Majolly is the Founder-Trustee of the Majolly Music Trust. The Trust was founded in 2011, to teach young people classical music, fund scholarships for students, open a stage for new artists and provide a pension for retired artists.

Under her baton, two choirs, Madrigals, Etc which specializes in music from the Renaissance period and the Camerata, have "earned a firm reputation in India for being unique in their choice of repertoire and quality of presentation". In 2001 the Camerata-choir staged Handels' "Messiah" in a "mammoth performance" in Bangalore, a historical performance that had never taken place in India before. In October 2009 the choir launched the first ever western classical music album in India, called The Renaissance Begins.

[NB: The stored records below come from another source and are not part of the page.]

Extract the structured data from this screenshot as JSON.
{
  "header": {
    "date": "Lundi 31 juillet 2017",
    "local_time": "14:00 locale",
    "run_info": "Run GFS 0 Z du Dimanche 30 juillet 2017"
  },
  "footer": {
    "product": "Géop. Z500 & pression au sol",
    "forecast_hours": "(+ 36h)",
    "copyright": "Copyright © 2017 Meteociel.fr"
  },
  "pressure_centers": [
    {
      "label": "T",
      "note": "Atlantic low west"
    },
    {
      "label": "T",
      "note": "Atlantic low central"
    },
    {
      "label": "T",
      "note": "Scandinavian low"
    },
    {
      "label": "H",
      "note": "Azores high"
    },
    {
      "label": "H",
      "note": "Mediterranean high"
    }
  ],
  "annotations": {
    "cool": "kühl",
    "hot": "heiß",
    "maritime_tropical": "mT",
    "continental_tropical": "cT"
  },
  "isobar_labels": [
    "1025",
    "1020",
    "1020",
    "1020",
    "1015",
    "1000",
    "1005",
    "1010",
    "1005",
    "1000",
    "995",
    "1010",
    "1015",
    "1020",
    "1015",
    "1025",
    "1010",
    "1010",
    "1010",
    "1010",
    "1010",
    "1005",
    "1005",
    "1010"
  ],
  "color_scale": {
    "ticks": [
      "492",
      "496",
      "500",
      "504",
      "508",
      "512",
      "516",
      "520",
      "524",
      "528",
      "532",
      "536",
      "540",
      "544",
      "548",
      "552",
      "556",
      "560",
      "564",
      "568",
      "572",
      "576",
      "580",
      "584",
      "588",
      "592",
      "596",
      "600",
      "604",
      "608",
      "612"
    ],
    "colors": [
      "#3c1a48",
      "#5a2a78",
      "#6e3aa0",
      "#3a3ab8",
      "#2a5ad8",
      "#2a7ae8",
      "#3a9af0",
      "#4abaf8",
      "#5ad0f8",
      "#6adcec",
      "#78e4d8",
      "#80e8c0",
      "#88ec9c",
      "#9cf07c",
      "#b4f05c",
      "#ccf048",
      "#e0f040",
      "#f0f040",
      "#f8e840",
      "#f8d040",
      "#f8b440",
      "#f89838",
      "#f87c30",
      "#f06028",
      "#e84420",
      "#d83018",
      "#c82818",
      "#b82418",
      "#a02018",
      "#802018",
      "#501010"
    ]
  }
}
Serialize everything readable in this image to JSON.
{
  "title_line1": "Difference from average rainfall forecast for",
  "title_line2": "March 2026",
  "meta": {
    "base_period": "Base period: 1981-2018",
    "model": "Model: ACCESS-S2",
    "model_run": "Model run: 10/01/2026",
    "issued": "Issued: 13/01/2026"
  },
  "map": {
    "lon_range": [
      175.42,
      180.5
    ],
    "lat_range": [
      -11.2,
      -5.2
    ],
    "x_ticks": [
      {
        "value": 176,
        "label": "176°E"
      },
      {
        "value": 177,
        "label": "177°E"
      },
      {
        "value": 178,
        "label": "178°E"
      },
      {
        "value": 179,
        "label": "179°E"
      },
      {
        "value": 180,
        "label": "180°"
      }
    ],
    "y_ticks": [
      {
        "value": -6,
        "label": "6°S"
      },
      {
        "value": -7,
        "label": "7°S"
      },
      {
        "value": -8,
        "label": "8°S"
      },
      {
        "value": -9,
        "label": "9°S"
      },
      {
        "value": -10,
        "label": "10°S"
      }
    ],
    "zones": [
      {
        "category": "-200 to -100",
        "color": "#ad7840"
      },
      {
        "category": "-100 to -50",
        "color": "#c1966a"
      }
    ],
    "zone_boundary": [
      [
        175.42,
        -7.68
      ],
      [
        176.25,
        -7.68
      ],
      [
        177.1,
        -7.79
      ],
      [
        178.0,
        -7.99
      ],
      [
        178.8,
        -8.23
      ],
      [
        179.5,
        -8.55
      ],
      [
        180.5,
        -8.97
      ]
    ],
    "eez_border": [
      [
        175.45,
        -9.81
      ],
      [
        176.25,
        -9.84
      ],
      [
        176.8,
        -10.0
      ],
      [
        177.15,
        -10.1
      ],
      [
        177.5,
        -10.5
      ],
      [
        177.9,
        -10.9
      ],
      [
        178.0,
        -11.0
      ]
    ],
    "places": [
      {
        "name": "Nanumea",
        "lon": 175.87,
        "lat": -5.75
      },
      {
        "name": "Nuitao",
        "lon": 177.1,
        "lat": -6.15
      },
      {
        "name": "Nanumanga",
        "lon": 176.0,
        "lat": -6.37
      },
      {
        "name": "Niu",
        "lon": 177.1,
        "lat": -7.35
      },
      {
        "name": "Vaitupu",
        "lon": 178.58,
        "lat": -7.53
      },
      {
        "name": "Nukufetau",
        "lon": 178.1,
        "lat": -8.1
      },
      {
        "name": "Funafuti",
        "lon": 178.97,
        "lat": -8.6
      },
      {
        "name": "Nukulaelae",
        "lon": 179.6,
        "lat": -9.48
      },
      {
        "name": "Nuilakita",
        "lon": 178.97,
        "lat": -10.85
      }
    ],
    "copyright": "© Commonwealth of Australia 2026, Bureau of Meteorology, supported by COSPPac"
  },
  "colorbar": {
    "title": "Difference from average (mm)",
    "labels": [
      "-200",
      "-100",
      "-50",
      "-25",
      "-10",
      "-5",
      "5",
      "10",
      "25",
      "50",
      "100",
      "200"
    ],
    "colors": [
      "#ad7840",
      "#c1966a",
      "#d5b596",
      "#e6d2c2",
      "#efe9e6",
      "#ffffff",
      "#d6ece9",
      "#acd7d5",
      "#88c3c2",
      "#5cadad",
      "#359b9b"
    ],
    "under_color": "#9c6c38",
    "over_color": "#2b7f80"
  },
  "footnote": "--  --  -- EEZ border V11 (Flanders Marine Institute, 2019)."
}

Neecia Majolly's piano album titled "Pure Spa Gold Coast" was published with Universal Audio, USA in 2012, followed by her alternative rock indie-album "Please" in 2017, which was released by her band The Majolly Project. Her third choir, Femusica, which was formed in 2019, is an all-women choir exclusively performing music by women composers. They made their debut in Chennai in September 2019, their performance also included the world premiere of her own composition "Haiku 1" for mezzo soprano and piano.

In 2021 she founded the Neecia Majolly Centre for Performing Arts (NMCPA) in Bangalore.

As writer and convener of the National Kawai Junior Piano Competition, the association with Theme Music Company (India) and Kawai (Japan) opened up a platform for young pianists from all over India to compete on a stage with an expert jury. The competition was closed due to the Covid-19 virus.

Undaunted, Majolly founded her own competition in 2024 - NMCPA (India) Online Western Music Competition which is open to Indian nationals all over the world in classical piano, classical singing and classical guitar.

==Awards==
In 1992, Majolly was awarded the Stephanie Coleman Prize for Best Graduating Pianist from the Western Australian Conservatorium of Music, Perth. In 1991 she won the Rex Hobcroft Award for Best Pianist at the Inaugural Chamber Music Competition (Western Australian Conservatorium of Music, Perth), and in 2001, the Edgar Fewkes Memorial Award for outstanding musician (voice) in the southern Indian region. Her band The Majolly Project won two Global Music Awards for their debut single "Dark Room" in the categories 'Emerging Global Artist' and 'Best Song' categories. The song has also been nominated for the IMEA Awards in the 'Rock Song of the Year' category in 2015 and 'Rock Artist of the Year' in 2016. The second single "Whitebone" won two silver medals at the Global Music Awards for 'Best Song' and 'Best Video' in September 2015. The Majolly Project also won 'Alternative Artist of the Year' at the 5th IMEA Awards (USA) in June 2018. The fourth single "Fenced Circle" aired on VH1(India) October 12–26, 2018. It also won 'Best Alternative Song' at the 2018 Radio Music Awards and at the Indie Music Channel Awards 2019 (USA). The Majolly Project featured in 'Rolling Stone (India)' on November 6, 2018 and again in November 2019. Both 'Whitebone' and 'Fenced Circle' videos have been nominated at various film festivals like 'Feel the Reel', 'Eurasia Film Festival', 'European International Film Festival', 'Rome Prisma Film Festival' amongst others, and won 4 awards at the Top Indie Film Awards 2019. 'Please' video was nominated at the 2020 Mumbai International Film Festival and won at the 2020 Women’s Freedom Song Contest. Recently, she was the Gold Prize Winner for Composition at the World Classical Music Awards.